3. M. B demande la suspension de l'exécution de l'arrêté du 12 juin 2023 par lequel la préfète de l'Oise a suspendu la validité de son permis de conduire pour une durée de quatre mois. En application des dispositions précitées de l'article R. 312-8 du code de justice administrative, ce litige relève de la compétence du tribunal administratif du lieu de résidence de la personne qui a fait l'objet de la décision attaquée au jour de cette décision. Ainsi, la requête à fin de suspension présentée par M. B qui demeurait, à la date de la décision litigieuse, 10, avenue Gambetta à Bezons dans le département du Val d'Oise, ne relève pas de la compétence territoriale du tribunal administratif d'Amiens et ne peut, dès lors, qu'être rejetée en application de l'article R. 522-8-1 du code de justice administrative.

O R D O N N E :

Article 1er: La requête de M. B est rejetée.

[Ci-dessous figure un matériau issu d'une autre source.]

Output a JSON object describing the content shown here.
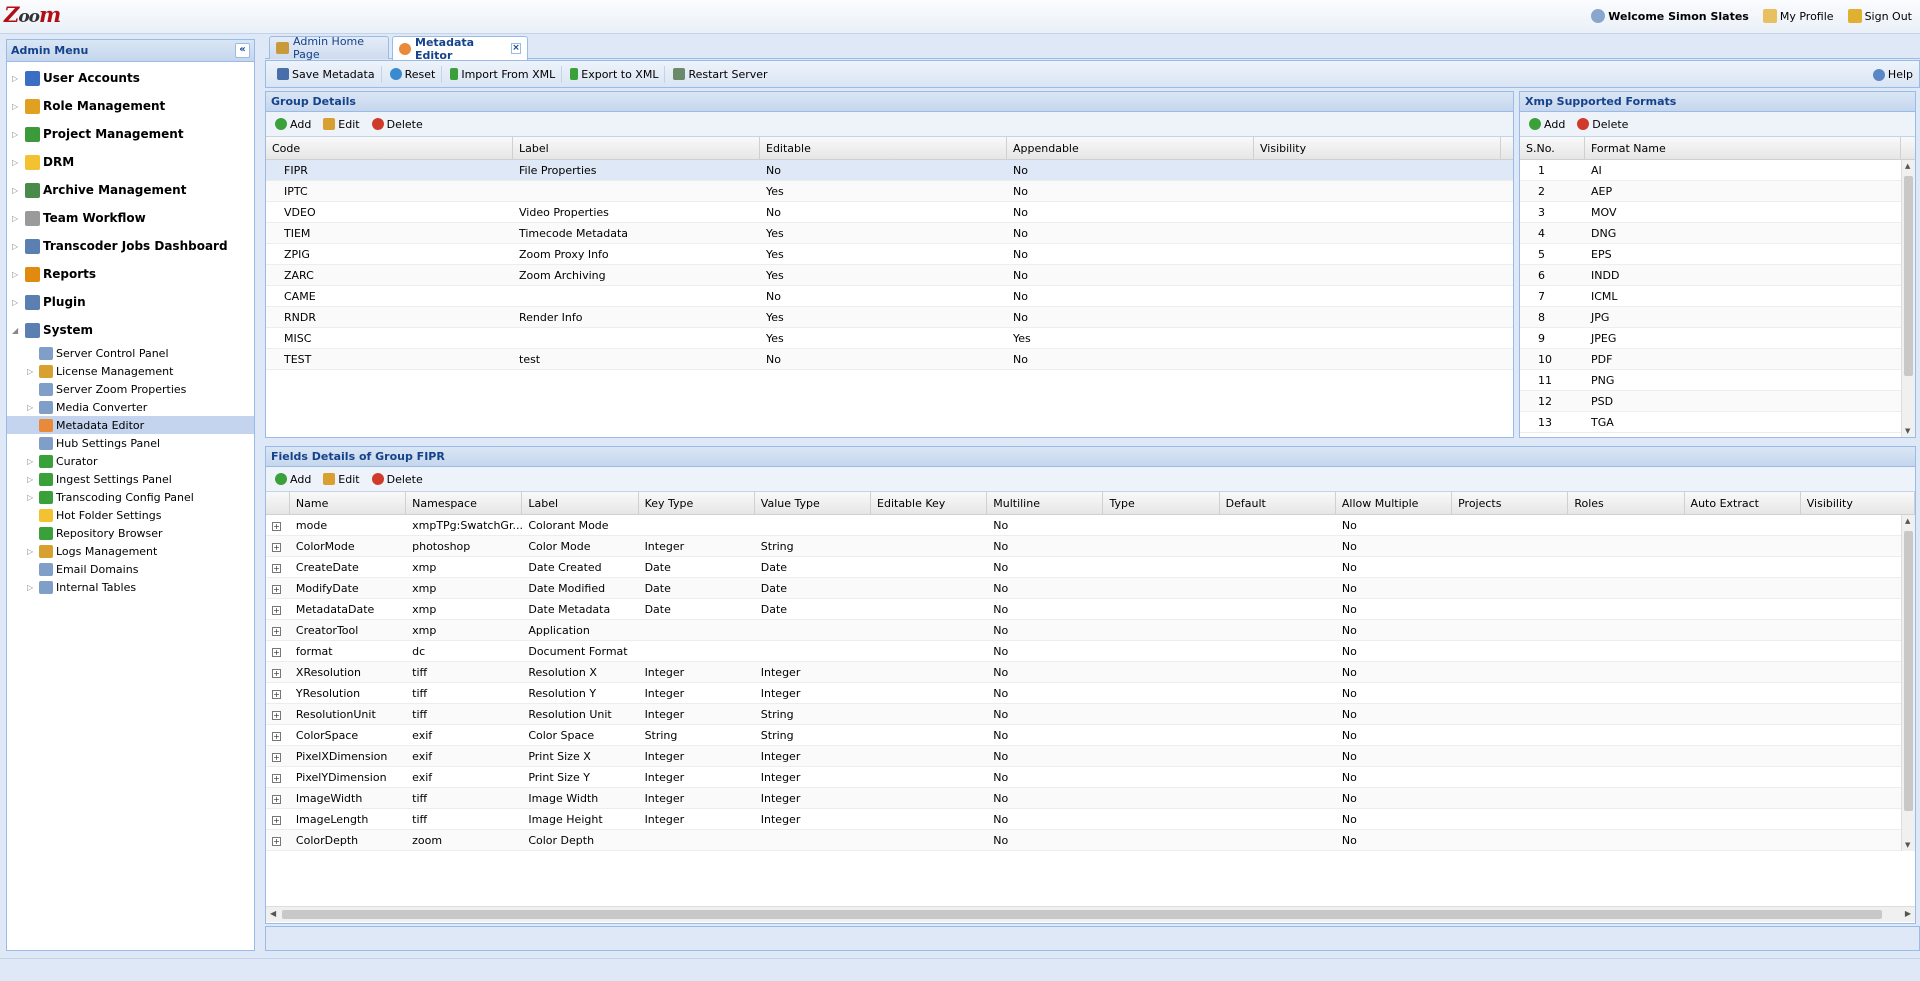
{
  "app": {
    "logo": "Zoom"
  },
  "top": {
    "welcome": "Welcome Simon Slates",
    "profile": "My Profile",
    "signout": "Sign Out"
  },
  "sidebar": {
    "title": "Admin Menu",
    "items": [
      {
        "label": "User Accounts",
        "icon": "users-icon",
        "color": "#3a6fc4"
      },
      {
        "label": "Role Management",
        "icon": "shield-icon",
        "color": "#e0a020"
      },
      {
        "label": "Project Management",
        "icon": "globe-icon",
        "color": "#3b9b3b"
      },
      {
        "label": "DRM",
        "icon": "folder-icon",
        "color": "#f2c230"
      },
      {
        "label": "Archive Management",
        "icon": "archive-icon",
        "color": "#4a8a4a"
      },
      {
        "label": "Team Workflow",
        "icon": "workflow-icon",
        "color": "#9a9a9a"
      },
      {
        "label": "Transcoder Jobs Dashboard",
        "icon": "monitor-icon",
        "color": "#5a7fb0"
      },
      {
        "label": "Reports",
        "icon": "report-icon",
        "color": "#e08a10"
      },
      {
        "label": "Plugin",
        "icon": "plugin-icon",
        "color": "#5a7fb0"
      },
      {
        "label": "System",
        "icon": "system-icon",
        "color": "#5a7fb0"
      }
    ],
    "system_children": [
      {
        "label": "Server Control Panel",
        "icon": "monitor-icon",
        "arrow": false
      },
      {
        "label": "License Management",
        "icon": "license-icon",
        "arrow": true
      },
      {
        "label": "Server Zoom Properties",
        "icon": "properties-icon",
        "arrow": false
      },
      {
        "label": "Media Converter",
        "icon": "converter-icon",
        "arrow": true
      },
      {
        "label": "Metadata Editor",
        "icon": "metadata-icon",
        "arrow": false
      },
      {
        "label": "Hub Settings Panel",
        "icon": "hub-icon",
        "arrow": false
      },
      {
        "label": "Curator",
        "icon": "curator-icon",
        "arrow": true
      },
      {
        "label": "Ingest Settings Panel",
        "icon": "ingest-icon",
        "arrow": true
      },
      {
        "label": "Transcoding Config Panel",
        "icon": "transcode-icon",
        "arrow": true
      },
      {
        "label": "Hot Folder Settings",
        "icon": "folder-icon",
        "arrow": false
      },
      {
        "label": "Repository Browser",
        "icon": "repository-icon",
        "arrow": false
      },
      {
        "label": "Logs Management",
        "icon": "logs-icon",
        "arrow": true
      },
      {
        "label": "Email Domains",
        "icon": "email-icon",
        "arrow": false
      },
      {
        "label": "Internal Tables",
        "icon": "table-icon",
        "arrow": true
      }
    ]
  },
  "tabs": [
    {
      "label": "Admin Home Page"
    },
    {
      "label": "Metadata Editor"
    }
  ],
  "toolbar": {
    "save": "Save Metadata",
    "reset": "Reset",
    "import": "Import From XML",
    "export": "Export to XML",
    "restart": "Restart Server",
    "help": "Help"
  },
  "group_details": {
    "title": "Group Details",
    "add": "Add",
    "edit": "Edit",
    "delete": "Delete",
    "columns": [
      "Code",
      "Label",
      "Editable",
      "Appendable",
      "Visibility"
    ],
    "rows": [
      [
        "FIPR",
        "File Properties",
        "No",
        "No",
        ""
      ],
      [
        "IPTC",
        "",
        "Yes",
        "No",
        ""
      ],
      [
        "VDEO",
        "Video Properties",
        "No",
        "No",
        ""
      ],
      [
        "TIEM",
        "Timecode Metadata",
        "Yes",
        "No",
        ""
      ],
      [
        "ZPIG",
        "Zoom Proxy Info",
        "Yes",
        "No",
        ""
      ],
      [
        "ZARC",
        "Zoom Archiving",
        "Yes",
        "No",
        ""
      ],
      [
        "CAME",
        "",
        "No",
        "No",
        ""
      ],
      [
        "RNDR",
        "Render Info",
        "Yes",
        "No",
        ""
      ],
      [
        "MISC",
        "",
        "Yes",
        "Yes",
        ""
      ],
      [
        "TEST",
        "test",
        "No",
        "No",
        ""
      ]
    ]
  },
  "xmp_formats": {
    "title": "Xmp Supported Formats",
    "add": "Add",
    "delete": "Delete",
    "columns": [
      "S.No.",
      "Format Name"
    ],
    "rows": [
      [
        "1",
        "AI"
      ],
      [
        "2",
        "AEP"
      ],
      [
        "3",
        "MOV"
      ],
      [
        "4",
        "DNG"
      ],
      [
        "5",
        "EPS"
      ],
      [
        "6",
        "INDD"
      ],
      [
        "7",
        "ICML"
      ],
      [
        "8",
        "JPG"
      ],
      [
        "9",
        "JPEG"
      ],
      [
        "10",
        "PDF"
      ],
      [
        "11",
        "PNG"
      ],
      [
        "12",
        "PSD"
      ],
      [
        "13",
        "TGA"
      ]
    ]
  },
  "fields": {
    "title": "Fields Details of Group FIPR",
    "add": "Add",
    "edit": "Edit",
    "delete": "Delete",
    "columns": [
      "Name",
      "Namespace",
      "Label",
      "Key Type",
      "Value Type",
      "Editable Key",
      "Multiline",
      "Type",
      "Default",
      "Allow Multiple",
      "Projects",
      "Roles",
      "Auto Extract",
      "Visibility"
    ],
    "rows": [
      [
        "mode",
        "xmpTPg:SwatchGr...",
        "Colorant Mode",
        "",
        "",
        "",
        "No",
        "",
        "",
        "No",
        "",
        "",
        "",
        ""
      ],
      [
        "ColorMode",
        "photoshop",
        "Color Mode",
        "Integer",
        "String",
        "",
        "No",
        "",
        "",
        "No",
        "",
        "",
        "",
        ""
      ],
      [
        "CreateDate",
        "xmp",
        "Date Created",
        "Date",
        "Date",
        "",
        "No",
        "",
        "",
        "No",
        "",
        "",
        "",
        ""
      ],
      [
        "ModifyDate",
        "xmp",
        "Date Modified",
        "Date",
        "Date",
        "",
        "No",
        "",
        "",
        "No",
        "",
        "",
        "",
        ""
      ],
      [
        "MetadataDate",
        "xmp",
        "Date Metadata",
        "Date",
        "Date",
        "",
        "No",
        "",
        "",
        "No",
        "",
        "",
        "",
        ""
      ],
      [
        "CreatorTool",
        "xmp",
        "Application",
        "",
        "",
        "",
        "No",
        "",
        "",
        "No",
        "",
        "",
        "",
        ""
      ],
      [
        "format",
        "dc",
        "Document Format",
        "",
        "",
        "",
        "No",
        "",
        "",
        "No",
        "",
        "",
        "",
        ""
      ],
      [
        "XResolution",
        "tiff",
        "Resolution X",
        "Integer",
        "Integer",
        "",
        "No",
        "",
        "",
        "No",
        "",
        "",
        "",
        ""
      ],
      [
        "YResolution",
        "tiff",
        "Resolution Y",
        "Integer",
        "Integer",
        "",
        "No",
        "",
        "",
        "No",
        "",
        "",
        "",
        ""
      ],
      [
        "ResolutionUnit",
        "tiff",
        "Resolution Unit",
        "Integer",
        "String",
        "",
        "No",
        "",
        "",
        "No",
        "",
        "",
        "",
        ""
      ],
      [
        "ColorSpace",
        "exif",
        "Color Space",
        "String",
        "String",
        "",
        "No",
        "",
        "",
        "No",
        "",
        "",
        "",
        ""
      ],
      [
        "PixelXDimension",
        "exif",
        "Print Size X",
        "Integer",
        "Integer",
        "",
        "No",
        "",
        "",
        "No",
        "",
        "",
        "",
        ""
      ],
      [
        "PixelYDimension",
        "exif",
        "Print Size Y",
        "Integer",
        "Integer",
        "",
        "No",
        "",
        "",
        "No",
        "",
        "",
        "",
        ""
      ],
      [
        "ImageWidth",
        "tiff",
        "Image Width",
        "Integer",
        "Integer",
        "",
        "No",
        "",
        "",
        "No",
        "",
        "",
        "",
        ""
      ],
      [
        "ImageLength",
        "tiff",
        "Image Height",
        "Integer",
        "Integer",
        "",
        "No",
        "",
        "",
        "No",
        "",
        "",
        "",
        ""
      ],
      [
        "ColorDepth",
        "zoom",
        "Color Depth",
        "",
        "",
        "",
        "No",
        "",
        "",
        "No",
        "",
        "",
        "",
        ""
      ]
    ]
  }
}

Article 2 : La présente ordonnance sera notifiée à M. A B et à la préfète de l'Oise.

Fait à Amiens, le 19 juillet 2023

.

Le magistrat désigné, La greffière,

Signé : Signé :

G. Truy S. Grare

La République mande et ordonne au ministre de l'intérieur et des outre-mer en ce qui le concerne et à tous commissaires à ce requis en ce qui concerne les voies de droit commun contre les parties privées de pourvoir à l'exécution de la présente ordonnance.